Dabei soll der Kernfrage nachgegangen werden, inwieweit die berufsrechtliche Regulierung einen Beitrag zur Verbesserung der öffentlichen Gesundheit leistet und ob sie das Vertrauensverhältnis mit dem Patienten fördert. Den Zuschlag für den Gesundheitsteil der Studie erhielten Ende Dezember 2018 die Mailänder Niederlassung der Beratungsgesellschaft Ernst & Young sowie eine spanische Beratungsfirma mit Namen „Open Evidence“.

Interne Dienste der Kommission

Parallel zu externen Studien nutzt die Europäische Kommission auch eigene Dienste, um Aussagen zu den Auswirkungen des Berufsrechts treffen zu können. Hier ist vor allem die kommissionseigene Publikationsreihe „Economic Papers“ zu nennen, die von Mitarbeitern der Generaldirektion für Wirtschaft und Finanzen (GD ECFIN) verfasst wird.

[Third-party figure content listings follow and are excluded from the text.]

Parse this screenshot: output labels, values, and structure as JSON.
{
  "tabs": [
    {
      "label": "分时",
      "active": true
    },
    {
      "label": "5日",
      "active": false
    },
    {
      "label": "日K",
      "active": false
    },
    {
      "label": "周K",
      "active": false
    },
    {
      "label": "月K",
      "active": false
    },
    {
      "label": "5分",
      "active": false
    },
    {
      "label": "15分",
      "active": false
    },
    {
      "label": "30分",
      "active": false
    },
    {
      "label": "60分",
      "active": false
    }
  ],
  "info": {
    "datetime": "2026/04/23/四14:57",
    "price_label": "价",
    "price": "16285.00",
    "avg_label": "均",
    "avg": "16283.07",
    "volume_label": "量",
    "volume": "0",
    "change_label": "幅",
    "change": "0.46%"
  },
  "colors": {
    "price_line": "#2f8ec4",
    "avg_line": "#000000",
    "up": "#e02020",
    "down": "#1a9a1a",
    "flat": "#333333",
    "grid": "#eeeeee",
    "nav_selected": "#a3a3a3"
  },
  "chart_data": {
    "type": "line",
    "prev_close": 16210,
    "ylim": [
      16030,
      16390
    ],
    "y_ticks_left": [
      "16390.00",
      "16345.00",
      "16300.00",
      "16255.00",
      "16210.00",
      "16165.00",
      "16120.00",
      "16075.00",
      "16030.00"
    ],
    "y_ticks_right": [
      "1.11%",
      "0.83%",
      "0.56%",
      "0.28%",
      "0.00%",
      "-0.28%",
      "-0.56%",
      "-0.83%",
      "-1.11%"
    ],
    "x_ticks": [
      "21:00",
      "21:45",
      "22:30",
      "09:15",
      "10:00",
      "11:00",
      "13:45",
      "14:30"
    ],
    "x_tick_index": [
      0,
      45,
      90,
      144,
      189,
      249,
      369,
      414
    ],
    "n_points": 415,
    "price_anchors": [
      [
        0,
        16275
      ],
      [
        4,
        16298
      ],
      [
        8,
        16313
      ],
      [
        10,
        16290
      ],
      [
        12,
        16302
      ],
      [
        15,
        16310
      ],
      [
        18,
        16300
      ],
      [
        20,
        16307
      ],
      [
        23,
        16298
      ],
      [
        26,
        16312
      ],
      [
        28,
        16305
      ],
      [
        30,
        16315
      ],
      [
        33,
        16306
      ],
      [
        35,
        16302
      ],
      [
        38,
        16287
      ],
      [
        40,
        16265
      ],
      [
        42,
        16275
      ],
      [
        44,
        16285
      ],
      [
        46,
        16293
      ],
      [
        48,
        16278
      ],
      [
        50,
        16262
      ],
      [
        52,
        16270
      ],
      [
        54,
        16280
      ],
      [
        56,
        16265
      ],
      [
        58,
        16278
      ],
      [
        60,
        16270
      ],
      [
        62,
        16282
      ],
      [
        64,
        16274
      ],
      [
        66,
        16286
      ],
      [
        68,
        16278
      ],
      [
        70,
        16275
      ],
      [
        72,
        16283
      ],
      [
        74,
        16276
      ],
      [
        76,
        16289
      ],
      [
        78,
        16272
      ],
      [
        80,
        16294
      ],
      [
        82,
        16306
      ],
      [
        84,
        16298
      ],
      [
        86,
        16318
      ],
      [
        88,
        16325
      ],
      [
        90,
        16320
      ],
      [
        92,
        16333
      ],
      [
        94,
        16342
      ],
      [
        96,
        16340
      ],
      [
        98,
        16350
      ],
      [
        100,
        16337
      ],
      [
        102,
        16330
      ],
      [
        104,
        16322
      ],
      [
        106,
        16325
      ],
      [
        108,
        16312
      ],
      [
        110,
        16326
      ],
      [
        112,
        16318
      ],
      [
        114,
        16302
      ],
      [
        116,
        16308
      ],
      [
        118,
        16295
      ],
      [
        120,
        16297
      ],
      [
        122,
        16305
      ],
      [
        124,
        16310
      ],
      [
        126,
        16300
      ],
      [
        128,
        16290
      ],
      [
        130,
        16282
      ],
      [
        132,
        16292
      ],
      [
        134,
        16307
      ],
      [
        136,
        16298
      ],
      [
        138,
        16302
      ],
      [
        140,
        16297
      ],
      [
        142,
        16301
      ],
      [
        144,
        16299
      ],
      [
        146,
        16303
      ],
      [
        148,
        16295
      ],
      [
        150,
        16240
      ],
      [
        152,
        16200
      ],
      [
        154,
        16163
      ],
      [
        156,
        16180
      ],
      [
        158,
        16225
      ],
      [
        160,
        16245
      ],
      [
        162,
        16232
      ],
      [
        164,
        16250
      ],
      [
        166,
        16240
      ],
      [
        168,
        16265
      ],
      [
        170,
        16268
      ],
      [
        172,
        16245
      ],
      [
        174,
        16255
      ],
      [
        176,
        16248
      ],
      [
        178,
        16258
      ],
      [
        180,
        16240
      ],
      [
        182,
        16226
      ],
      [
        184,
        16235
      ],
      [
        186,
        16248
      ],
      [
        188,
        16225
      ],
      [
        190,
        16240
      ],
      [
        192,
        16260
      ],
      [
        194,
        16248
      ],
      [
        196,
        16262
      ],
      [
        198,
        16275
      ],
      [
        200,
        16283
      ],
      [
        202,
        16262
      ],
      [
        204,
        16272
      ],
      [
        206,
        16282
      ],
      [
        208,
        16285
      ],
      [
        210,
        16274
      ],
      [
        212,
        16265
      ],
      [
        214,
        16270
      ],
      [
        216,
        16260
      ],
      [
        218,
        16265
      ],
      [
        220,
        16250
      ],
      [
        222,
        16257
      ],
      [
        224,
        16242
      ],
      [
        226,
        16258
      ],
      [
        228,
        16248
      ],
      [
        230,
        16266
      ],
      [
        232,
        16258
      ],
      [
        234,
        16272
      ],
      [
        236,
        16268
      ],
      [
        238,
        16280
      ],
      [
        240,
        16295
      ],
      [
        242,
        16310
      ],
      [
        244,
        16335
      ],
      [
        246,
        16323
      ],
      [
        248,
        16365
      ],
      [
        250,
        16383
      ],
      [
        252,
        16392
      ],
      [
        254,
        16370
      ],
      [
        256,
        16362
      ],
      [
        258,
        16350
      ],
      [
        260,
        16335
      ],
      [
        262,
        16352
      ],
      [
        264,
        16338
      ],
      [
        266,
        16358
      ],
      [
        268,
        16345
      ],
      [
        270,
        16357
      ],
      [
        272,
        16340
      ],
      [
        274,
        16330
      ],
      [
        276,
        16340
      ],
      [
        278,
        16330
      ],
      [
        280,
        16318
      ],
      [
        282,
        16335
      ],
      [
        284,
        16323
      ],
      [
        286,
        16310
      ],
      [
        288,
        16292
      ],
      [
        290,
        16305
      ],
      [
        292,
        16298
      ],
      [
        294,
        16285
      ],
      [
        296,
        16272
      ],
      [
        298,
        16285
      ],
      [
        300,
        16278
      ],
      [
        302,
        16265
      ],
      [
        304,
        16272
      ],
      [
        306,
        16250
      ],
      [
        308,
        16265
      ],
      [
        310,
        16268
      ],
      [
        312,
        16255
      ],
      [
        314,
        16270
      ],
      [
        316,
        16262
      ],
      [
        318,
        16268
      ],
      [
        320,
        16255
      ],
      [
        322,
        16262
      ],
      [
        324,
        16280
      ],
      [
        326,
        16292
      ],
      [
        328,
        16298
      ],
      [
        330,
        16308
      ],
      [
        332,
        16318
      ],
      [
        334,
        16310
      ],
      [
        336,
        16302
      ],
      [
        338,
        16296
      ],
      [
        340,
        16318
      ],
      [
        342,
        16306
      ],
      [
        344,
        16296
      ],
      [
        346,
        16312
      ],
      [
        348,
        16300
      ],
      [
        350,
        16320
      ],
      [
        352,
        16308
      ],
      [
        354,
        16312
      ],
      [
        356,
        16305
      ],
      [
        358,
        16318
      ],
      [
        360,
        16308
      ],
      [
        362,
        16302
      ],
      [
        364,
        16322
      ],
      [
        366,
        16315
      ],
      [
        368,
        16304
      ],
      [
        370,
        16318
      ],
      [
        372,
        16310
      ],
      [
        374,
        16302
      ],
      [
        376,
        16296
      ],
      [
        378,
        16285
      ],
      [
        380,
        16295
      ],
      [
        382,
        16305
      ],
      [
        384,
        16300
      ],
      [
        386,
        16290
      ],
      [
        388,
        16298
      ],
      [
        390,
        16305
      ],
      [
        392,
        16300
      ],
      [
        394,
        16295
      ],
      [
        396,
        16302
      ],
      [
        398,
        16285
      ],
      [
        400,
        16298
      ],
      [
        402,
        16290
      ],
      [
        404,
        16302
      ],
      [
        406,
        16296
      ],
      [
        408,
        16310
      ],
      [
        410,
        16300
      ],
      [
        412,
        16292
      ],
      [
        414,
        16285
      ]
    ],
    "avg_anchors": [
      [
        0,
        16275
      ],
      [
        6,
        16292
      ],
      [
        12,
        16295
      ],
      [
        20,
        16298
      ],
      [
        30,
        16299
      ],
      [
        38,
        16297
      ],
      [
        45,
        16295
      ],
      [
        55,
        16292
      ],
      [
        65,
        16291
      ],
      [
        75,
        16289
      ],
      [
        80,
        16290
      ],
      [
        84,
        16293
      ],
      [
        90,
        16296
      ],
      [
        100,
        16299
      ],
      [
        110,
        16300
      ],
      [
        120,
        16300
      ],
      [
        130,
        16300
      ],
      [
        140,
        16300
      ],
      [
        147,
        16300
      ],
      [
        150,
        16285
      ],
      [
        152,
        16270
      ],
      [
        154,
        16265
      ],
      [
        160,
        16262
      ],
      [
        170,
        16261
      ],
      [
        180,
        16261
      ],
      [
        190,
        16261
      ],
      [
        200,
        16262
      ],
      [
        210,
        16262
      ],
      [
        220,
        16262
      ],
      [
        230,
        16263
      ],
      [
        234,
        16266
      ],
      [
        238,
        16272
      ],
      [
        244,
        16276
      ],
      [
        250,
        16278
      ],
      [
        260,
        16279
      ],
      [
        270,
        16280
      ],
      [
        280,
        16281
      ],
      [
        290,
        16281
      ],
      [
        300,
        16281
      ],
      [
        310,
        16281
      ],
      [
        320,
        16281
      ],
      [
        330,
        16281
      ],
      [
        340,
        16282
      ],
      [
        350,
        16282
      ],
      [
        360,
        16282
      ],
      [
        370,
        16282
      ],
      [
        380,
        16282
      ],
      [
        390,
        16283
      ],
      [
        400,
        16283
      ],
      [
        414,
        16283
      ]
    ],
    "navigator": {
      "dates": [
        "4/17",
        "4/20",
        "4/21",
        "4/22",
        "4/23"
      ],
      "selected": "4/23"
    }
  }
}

2014 wurde ein Economic Paper zu den wirtschaftlichen Auswirkungen der Liberalisierung der freiberuflichen Dienstleistungen veröffentlicht. Das Papier analysiert die Wachstumseffekte einer Liberalisierung freiberuflicher Dienstleistungen. 2015 wurde ein Economic Paper zu den Preisaufschlägen im Dienstleistungssektor publiziert. Es geht unter anderem der Frage nach, wodurch sich die im Vergleich zum Warensektor höheren Preisaufschläge im Dienstleistungssektor erklären lassen.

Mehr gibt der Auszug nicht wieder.